The introduction of fuel cell technology in the new 212CD submarines has brought hydrogen storage in metal hydrides, a topic of interest. Metal hydride tanks are a promising solution for hydrogen storage, offering safer and more efficient alternatives to conventional methods such as high-pressure tanks or cryogenic storage. However, solid-state storage solutions are challenged with certain difficulties. During hydrogen absorption the metal hydride expands, causing stress on the container walls. Atomization of metal hydride alloys is a proposed solution, but during the atomization process, an oxide layer is formed, making it incapable of storing hydrogen effectively. This bachelor thesis investigates the reactivation of atomized Hydralloy C5, a metal hydride alloy, through various heat treatment procedures. The goal is to restore its hydrogen storage capacity to approximately 1.8 wt.%. A quantitative and experimental approach was applied, using high-pressure treatments, vacuum heat treatments, and hydrogen purging treatments.
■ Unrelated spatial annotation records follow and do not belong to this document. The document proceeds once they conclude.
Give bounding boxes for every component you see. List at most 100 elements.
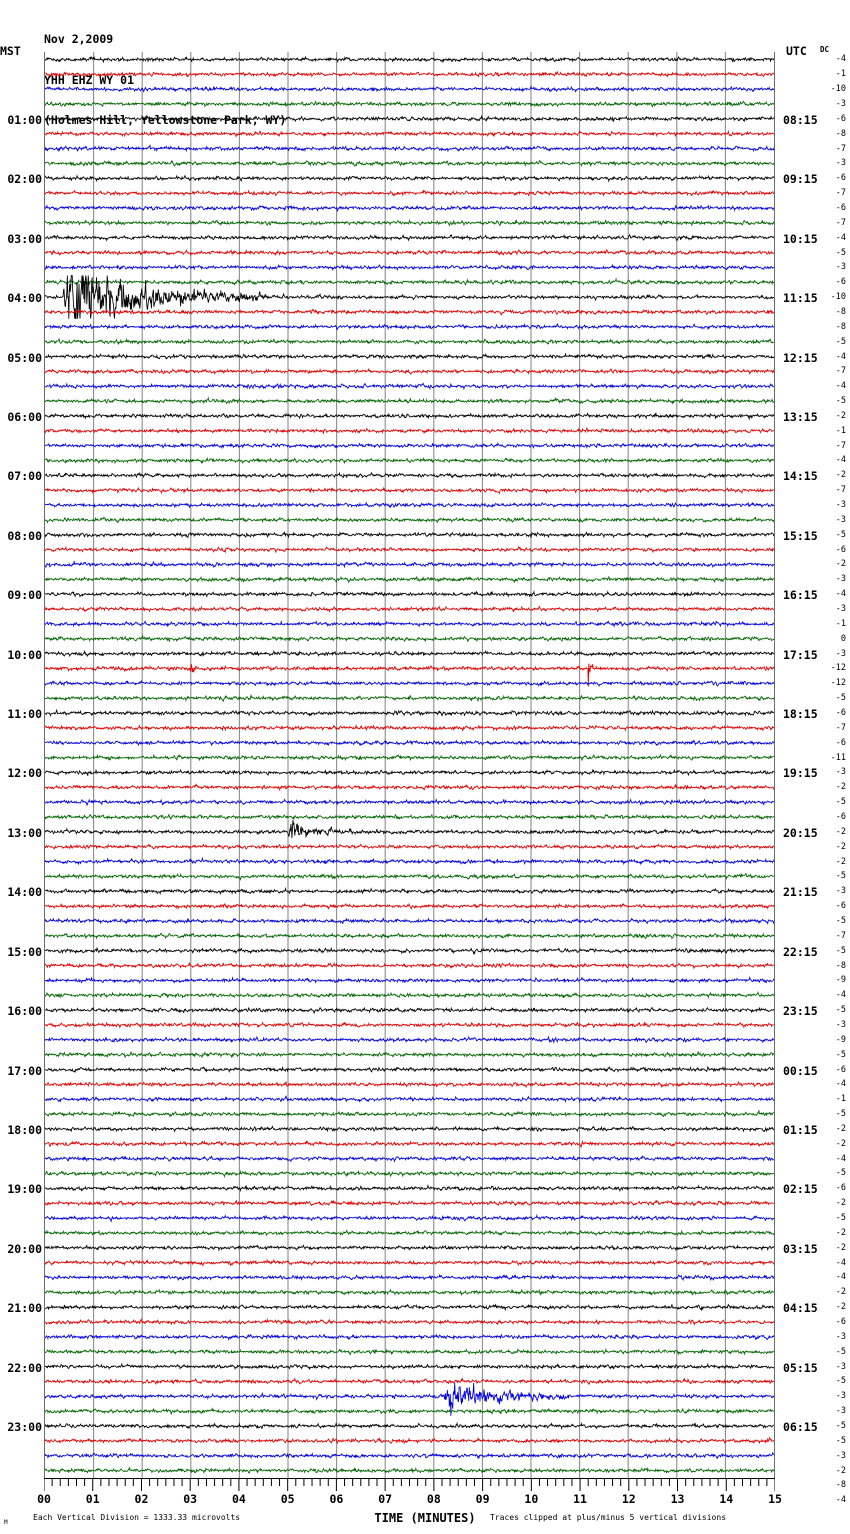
trace-line [45,516,774,524]
trace-line [45,1021,774,1029]
dc-value: -2 [835,1465,846,1476]
trace-line [45,352,774,361]
dc-value: -3 [835,886,846,897]
dc-value: -5 [835,396,846,407]
trace-line [45,738,774,747]
trace-line [45,1199,774,1207]
trace-line [45,85,774,93]
mst-hour-label: 03:00 [7,231,42,246]
trace-line [45,820,774,839]
trace-line [45,1125,774,1133]
utc-hour-label: 10:15 [783,231,818,246]
dc-value: -2 [835,826,846,837]
trace-line [45,1065,774,1074]
trace-line [45,263,774,272]
dc-value: -3 [835,1391,846,1402]
trace-line [45,308,774,316]
dc-value: -3 [835,1019,846,1030]
dc-value: -2 [835,1302,846,1313]
dc-value: -4 [835,1495,846,1506]
dc-value: -7 [835,440,846,451]
dc-value: -3 [835,98,846,109]
trace-line [45,189,774,197]
dc-value: -4 [835,1079,846,1090]
x-tick-label: 05 [280,1492,295,1506]
mst-hour-label: 14:00 [7,885,42,900]
trace-line [45,902,774,911]
trace-line [45,174,774,183]
trace-line [45,441,774,450]
dc-value: -2 [835,782,846,793]
trace-line [45,501,774,509]
x-tick-label: 12 [621,1492,636,1506]
dc-value: -3 [835,262,846,273]
trace-line [45,768,774,777]
utc-hour-label: 02:15 [783,1182,818,1197]
trace-line [45,367,774,375]
mst-hour-label: 08:00 [7,528,42,543]
trace-line [45,605,774,613]
mst-hour-label: 21:00 [7,1301,42,1316]
dc-value: -5 [835,1168,846,1179]
trace-line [45,575,774,584]
dc-value: -6 [835,173,846,184]
utc-hour-label: 15:15 [783,528,818,543]
mst-hour-label: 23:00 [7,1420,42,1434]
trace-line [45,708,774,717]
trace-line [45,277,774,287]
x-tick-label: 04 [231,1492,246,1506]
trace-line [45,843,774,851]
helicorder-plot[interactable] [44,52,775,1478]
utc-hour-label: 11:15 [783,291,818,306]
dc-value: -5 [835,1109,846,1120]
trace-line [45,886,774,896]
dc-value: -4 [835,1272,846,1283]
dc-value: -6 [835,737,846,748]
dc-value: -6 [835,811,846,822]
dc-value: -2 [835,856,846,867]
dc-value: -6 [835,1183,846,1194]
dc-value: -2 [835,841,846,852]
dc-value: -5 [835,1213,846,1224]
dc-value: -8 [835,960,846,971]
dc-value: -5 [835,1346,846,1357]
dc-value: -1 [835,425,846,436]
plot-gridlines [93,52,726,1478]
dc-value: -7 [835,930,846,941]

Testing was performed using the SONJA II apparatus, and the results were further analyzed using Scanning Electron Microscopy (SEM) and particle size distribution (PSD) to observe material changes and detect surface contamination. The results demonstrated that a hydrogen storage capacity of at least 1.29 wt.% was achieved after specific heat treatment procedures. This study highlights the potential of heat treatment processes to restore hydrogen absorption capabilities, in atomized metal hydride alloys. Furthermore, the possibility of increasing the relative hydrogen capacity of the powder to 1,67 wt.% by sieving smaller inactive particles, is demonstrated.